For ensuring formation of a quench hardened layer at the inner circumferential surface, the advance cooling from the inner circumferential surface, the induction heating from the outer circumferential surface and the later cooling from the outer circumferential surface are carried out as described earlier, thereby forming a soft layer within the core of the bushing at a cross-sectional position closer to the inner circumferential surface. With this arrangement, a soft layer can be formed in the core, even when using, as a bushing material, a steel having such a great DI value that the steel is through hardened by cooling from the inner circumferential surface only. In consequence, quenching crack can be prevented and the hardened depth of the outer circumferential surface can be greater than the hardened dept of the inner circumferential surface, so that a crawler belt bushing improved in wear resistance and fatigue strength and its producing method can be provided.
The above induction heating/hardening method of the invention is applicable to tubular parts similar to crawler belt bushings. Since this method does not need to carry out heat hardening from the inner circumferential surface and therefore does not use an induction heating coil for an inner circumferential surface, small-diameter tubular parts (e.g., small-sized crawler belt bushings) and thin tubular parts (e.g., crawler belt bushings) can be produced at low cost.
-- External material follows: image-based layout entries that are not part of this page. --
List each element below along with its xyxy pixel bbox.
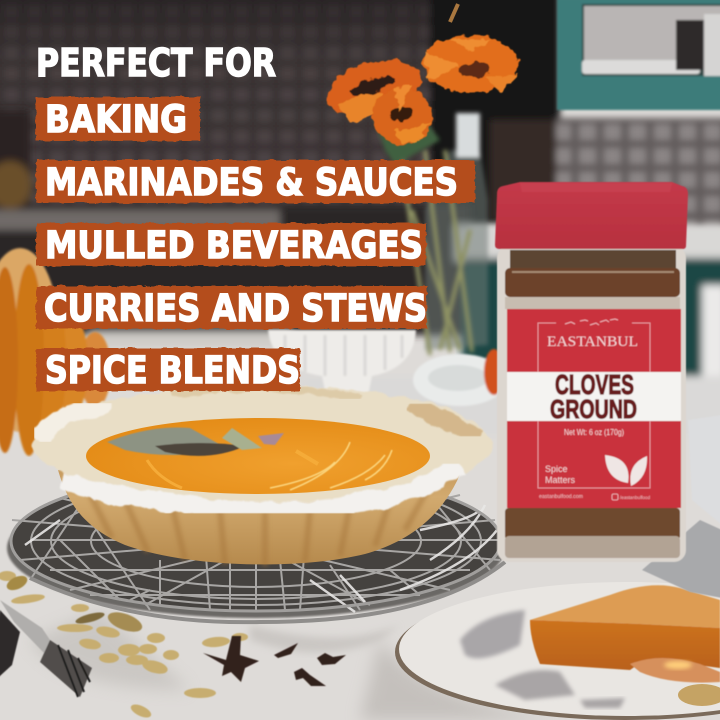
pie crust side bbox=[58, 430, 465, 564]
tagline: Spice bbox=[545, 464, 568, 474]
pumpkin bbox=[0, 248, 111, 456]
vase and stems bbox=[400, 113, 488, 355]
product name: GROUND bbox=[550, 394, 637, 424]
instagram bbox=[612, 494, 650, 500]
tagline: Matters bbox=[545, 475, 576, 485]
marble table shading bbox=[0, 455, 720, 720]
flowers bbox=[321, 4, 518, 165]
heading: perfect for: PERFECT FOR bbox=[36, 41, 276, 85]
tagline bbox=[545, 464, 576, 485]
ground cloves upper bbox=[505, 250, 680, 309]
flower: right bbox=[422, 35, 518, 93]
pumpkin pie bbox=[33, 385, 493, 566]
banner: spice blends: SPICE BLENDS bbox=[45, 349, 300, 392]
product jar bbox=[495, 182, 688, 562]
banner: curries and stews: CURRIES AND STEWS bbox=[44, 287, 427, 330]
product name: CLOVES bbox=[555, 369, 634, 400]
serving plate with cake slice bbox=[395, 582, 720, 720]
fork bbox=[0, 600, 92, 697]
website: eastanbulfood.com bbox=[539, 494, 583, 500]
net weight: Net Wt: 6 oz (170g) bbox=[564, 428, 624, 437]
cake slice bbox=[530, 585, 720, 683]
flower: left bbox=[321, 50, 427, 126]
banner: mulled beverages: MULLED BEVERAGES bbox=[45, 224, 423, 267]
pumpkin seeds bbox=[0, 571, 248, 720]
product name bbox=[550, 369, 637, 424]
brand logo bbox=[547, 319, 638, 350]
bay leaves bbox=[107, 428, 284, 456]
pie filling bbox=[86, 418, 430, 494]
star anise and cloves bbox=[203, 636, 346, 686]
cooling rack bbox=[7, 470, 505, 622]
white bowl bbox=[268, 330, 416, 396]
flower: lower bbox=[372, 84, 432, 144]
ground cloves lower bbox=[505, 508, 680, 558]
jar lid bbox=[495, 182, 688, 249]
product label bbox=[507, 309, 681, 508]
banner: baking: BAKING bbox=[45, 98, 187, 141]
brand logo: EASTANBUL bbox=[547, 334, 638, 350]
tissue at right bbox=[642, 415, 720, 598]
small plate and tomato bbox=[413, 349, 507, 406]
instagram: /eastanbulfood bbox=[620, 495, 650, 500]
jar body bbox=[497, 246, 686, 562]
icon: leaves bbox=[605, 455, 647, 486]
teal cabinet bbox=[557, 0, 720, 110]
banner: marinades and sauces: MARINADES & SAUCES bbox=[45, 161, 458, 204]
pie rim bbox=[33, 385, 493, 503]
Further, since a soft layer can be formed within the wall of the crawler belt bushing and quenching crack can be prevented even when using a steel having high hardenability as has been noted above, the invention can provide a crawler belt bushing having high wear resistance at its outer circumferential surface and its producing method, by hardening a steel material which has comparatively high hardenability and a carbon content of about 2.0 wt % and is composed of austenite containing cementite grains dispersed therein. It is preferable to substantially uniformly disperse cementite in the workpiece by thermal refining or the like, prior to starting of the hardening operation.